In this tutorial, you learned techniques for visualizing bathymetry in 2D maps and 3D scenes. You learned how to create hillshades, contour lines, slope maps, and animations from a DEMs and how to measure distances and elevations on terrain. You also learned about ocean canyons and Norfolk Canyon in particular. You can learn more about ocean canyons, and view maps similar to the ones you made in this tutorial, in this story: Large Submarine Canyons of the United States Outer Continental Shelf.

You can find more tutorials in the tutorial gallery.

Answers

  1. How would you describe the pattern shown by the contour lines? What can it tell you about this area of the ocean?

    Almost all lines are crowded along the continental slope and to the east of the slope. This indicates that the continental shelf is very flat and that the continental slope is very steep, forming a dramatic transition zone between two areas of ocean.

  2. What are the steepest areas in your study area?

    The steepest areas are along the sides of Norfolk Canyon and other canyons to the north.

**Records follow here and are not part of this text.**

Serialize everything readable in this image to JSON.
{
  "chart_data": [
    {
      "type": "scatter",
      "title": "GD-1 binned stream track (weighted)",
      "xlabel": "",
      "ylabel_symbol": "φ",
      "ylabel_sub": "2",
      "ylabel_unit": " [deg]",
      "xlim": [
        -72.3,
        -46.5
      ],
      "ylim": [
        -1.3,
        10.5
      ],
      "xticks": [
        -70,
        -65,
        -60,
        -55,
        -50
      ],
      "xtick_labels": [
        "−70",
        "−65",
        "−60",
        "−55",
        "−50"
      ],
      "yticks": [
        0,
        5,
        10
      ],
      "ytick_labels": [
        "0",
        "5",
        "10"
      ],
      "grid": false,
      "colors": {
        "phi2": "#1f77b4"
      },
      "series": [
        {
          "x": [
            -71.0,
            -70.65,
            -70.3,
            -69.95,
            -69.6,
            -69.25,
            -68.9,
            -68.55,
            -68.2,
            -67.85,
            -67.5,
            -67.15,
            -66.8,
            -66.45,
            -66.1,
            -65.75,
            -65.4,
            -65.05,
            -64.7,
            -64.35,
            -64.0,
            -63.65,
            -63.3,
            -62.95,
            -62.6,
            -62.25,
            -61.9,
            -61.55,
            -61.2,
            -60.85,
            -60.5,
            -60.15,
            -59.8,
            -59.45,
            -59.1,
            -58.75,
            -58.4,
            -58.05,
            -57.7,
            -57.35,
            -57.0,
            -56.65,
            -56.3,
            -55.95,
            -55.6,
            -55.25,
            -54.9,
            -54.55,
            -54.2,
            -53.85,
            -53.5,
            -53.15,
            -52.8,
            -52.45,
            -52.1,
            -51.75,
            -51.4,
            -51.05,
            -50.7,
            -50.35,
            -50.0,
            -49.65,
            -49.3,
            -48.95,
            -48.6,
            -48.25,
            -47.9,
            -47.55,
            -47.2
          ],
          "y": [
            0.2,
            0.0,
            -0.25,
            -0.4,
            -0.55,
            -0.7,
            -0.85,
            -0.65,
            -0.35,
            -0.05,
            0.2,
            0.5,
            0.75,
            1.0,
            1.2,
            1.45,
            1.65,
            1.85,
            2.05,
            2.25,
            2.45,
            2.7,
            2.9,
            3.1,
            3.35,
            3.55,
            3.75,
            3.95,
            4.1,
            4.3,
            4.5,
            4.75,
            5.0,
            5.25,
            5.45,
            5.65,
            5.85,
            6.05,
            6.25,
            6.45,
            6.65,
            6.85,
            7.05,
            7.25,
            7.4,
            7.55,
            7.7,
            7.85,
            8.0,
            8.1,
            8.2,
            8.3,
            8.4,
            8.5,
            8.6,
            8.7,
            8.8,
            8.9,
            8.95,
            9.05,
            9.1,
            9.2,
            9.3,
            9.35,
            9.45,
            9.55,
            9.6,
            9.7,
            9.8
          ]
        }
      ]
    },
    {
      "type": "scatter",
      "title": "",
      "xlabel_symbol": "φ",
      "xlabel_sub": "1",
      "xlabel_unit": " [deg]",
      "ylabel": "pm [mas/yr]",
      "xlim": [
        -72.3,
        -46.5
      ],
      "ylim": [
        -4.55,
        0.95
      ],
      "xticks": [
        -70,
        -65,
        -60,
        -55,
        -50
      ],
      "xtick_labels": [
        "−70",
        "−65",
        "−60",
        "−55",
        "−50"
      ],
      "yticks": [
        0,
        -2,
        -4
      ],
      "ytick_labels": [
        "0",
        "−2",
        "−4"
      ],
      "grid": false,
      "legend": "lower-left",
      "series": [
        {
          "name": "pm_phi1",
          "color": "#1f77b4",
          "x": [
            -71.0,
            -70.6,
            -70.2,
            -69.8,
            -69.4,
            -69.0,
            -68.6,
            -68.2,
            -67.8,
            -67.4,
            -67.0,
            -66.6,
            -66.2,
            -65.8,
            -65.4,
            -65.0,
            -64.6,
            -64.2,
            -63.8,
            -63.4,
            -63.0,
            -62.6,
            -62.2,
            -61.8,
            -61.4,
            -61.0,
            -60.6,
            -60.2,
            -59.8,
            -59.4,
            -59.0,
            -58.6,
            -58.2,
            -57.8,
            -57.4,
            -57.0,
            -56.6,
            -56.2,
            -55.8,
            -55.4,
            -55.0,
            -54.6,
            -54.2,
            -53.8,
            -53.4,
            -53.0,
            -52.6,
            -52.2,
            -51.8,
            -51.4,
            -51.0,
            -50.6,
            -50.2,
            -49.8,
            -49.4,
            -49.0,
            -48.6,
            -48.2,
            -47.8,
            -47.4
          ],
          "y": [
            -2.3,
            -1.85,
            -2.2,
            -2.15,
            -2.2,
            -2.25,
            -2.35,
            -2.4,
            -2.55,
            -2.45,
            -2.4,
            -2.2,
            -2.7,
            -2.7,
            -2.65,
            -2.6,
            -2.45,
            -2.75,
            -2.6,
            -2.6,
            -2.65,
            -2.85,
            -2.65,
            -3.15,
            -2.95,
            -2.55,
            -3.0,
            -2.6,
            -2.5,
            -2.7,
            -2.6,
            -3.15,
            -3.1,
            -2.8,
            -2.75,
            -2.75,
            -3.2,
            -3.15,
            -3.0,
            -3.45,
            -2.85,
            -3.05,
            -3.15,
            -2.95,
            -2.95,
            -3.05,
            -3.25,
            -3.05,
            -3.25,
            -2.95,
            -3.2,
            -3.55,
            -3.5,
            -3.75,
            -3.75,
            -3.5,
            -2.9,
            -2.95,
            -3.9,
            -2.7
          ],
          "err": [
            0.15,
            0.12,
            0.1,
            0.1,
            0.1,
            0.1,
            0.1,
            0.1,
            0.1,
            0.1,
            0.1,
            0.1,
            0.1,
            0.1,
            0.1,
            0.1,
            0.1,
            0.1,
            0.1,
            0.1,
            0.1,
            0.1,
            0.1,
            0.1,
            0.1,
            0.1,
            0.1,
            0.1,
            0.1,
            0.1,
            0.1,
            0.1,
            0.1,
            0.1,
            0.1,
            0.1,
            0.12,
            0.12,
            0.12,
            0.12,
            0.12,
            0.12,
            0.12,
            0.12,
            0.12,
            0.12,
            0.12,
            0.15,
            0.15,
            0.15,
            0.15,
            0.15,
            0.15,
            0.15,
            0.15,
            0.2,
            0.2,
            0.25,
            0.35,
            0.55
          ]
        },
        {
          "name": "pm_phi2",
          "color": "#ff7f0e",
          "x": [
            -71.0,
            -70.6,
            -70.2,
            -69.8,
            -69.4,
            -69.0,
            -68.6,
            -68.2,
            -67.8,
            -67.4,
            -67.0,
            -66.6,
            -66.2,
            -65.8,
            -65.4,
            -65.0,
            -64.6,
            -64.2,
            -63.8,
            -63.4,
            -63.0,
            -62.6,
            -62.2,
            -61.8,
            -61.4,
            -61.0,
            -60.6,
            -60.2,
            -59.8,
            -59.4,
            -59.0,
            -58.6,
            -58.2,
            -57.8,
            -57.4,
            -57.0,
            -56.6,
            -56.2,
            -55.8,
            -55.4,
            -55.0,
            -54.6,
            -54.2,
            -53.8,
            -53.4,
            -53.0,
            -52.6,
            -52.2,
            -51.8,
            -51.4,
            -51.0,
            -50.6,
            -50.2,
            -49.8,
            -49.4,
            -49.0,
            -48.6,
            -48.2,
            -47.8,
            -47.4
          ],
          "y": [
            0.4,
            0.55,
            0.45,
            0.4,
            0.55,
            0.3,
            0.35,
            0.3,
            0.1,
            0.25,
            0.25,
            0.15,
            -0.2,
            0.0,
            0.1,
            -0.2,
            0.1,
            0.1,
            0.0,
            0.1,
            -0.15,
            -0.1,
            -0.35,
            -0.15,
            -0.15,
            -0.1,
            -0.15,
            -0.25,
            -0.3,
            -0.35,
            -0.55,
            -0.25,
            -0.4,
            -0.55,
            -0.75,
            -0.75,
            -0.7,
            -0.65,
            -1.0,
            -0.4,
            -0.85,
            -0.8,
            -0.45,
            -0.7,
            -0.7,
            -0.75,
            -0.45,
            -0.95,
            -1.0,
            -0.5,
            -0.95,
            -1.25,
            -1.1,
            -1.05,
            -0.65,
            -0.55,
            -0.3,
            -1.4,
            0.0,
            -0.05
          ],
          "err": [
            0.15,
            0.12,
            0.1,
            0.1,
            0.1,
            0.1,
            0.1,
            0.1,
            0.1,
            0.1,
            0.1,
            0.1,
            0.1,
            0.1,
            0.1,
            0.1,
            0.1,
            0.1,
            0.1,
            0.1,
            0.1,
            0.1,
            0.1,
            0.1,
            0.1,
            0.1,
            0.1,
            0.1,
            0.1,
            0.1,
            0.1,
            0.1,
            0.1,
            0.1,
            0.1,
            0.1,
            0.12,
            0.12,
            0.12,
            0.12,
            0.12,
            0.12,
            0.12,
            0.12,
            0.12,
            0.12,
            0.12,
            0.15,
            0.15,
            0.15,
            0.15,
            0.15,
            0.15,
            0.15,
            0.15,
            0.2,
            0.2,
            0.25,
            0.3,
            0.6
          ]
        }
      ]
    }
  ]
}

  3. How wide is the floor of Norfolk Canyon?

    The canyon floor ranges in width between 200 and 400 meters.

  4. What is the elevation change (vertical relief) between the canyon's rim and floor in this area?

    The elevation change between the canyon's rim and floor is between 350 and 430 meters. Click the flat floor area of the canyon and observe the Stretch.Pixel Value in the pop-up. Subtract the rim depth from the floor depth to find the difference.

  5. How does the depth of Norfolk Canyon vary from east to west?

    The canyon's floor transitions from shallow in the west (350 meters below sea level) to deep in the east (2,550 meters below sea level). This transition is gradual and smooth along the floor.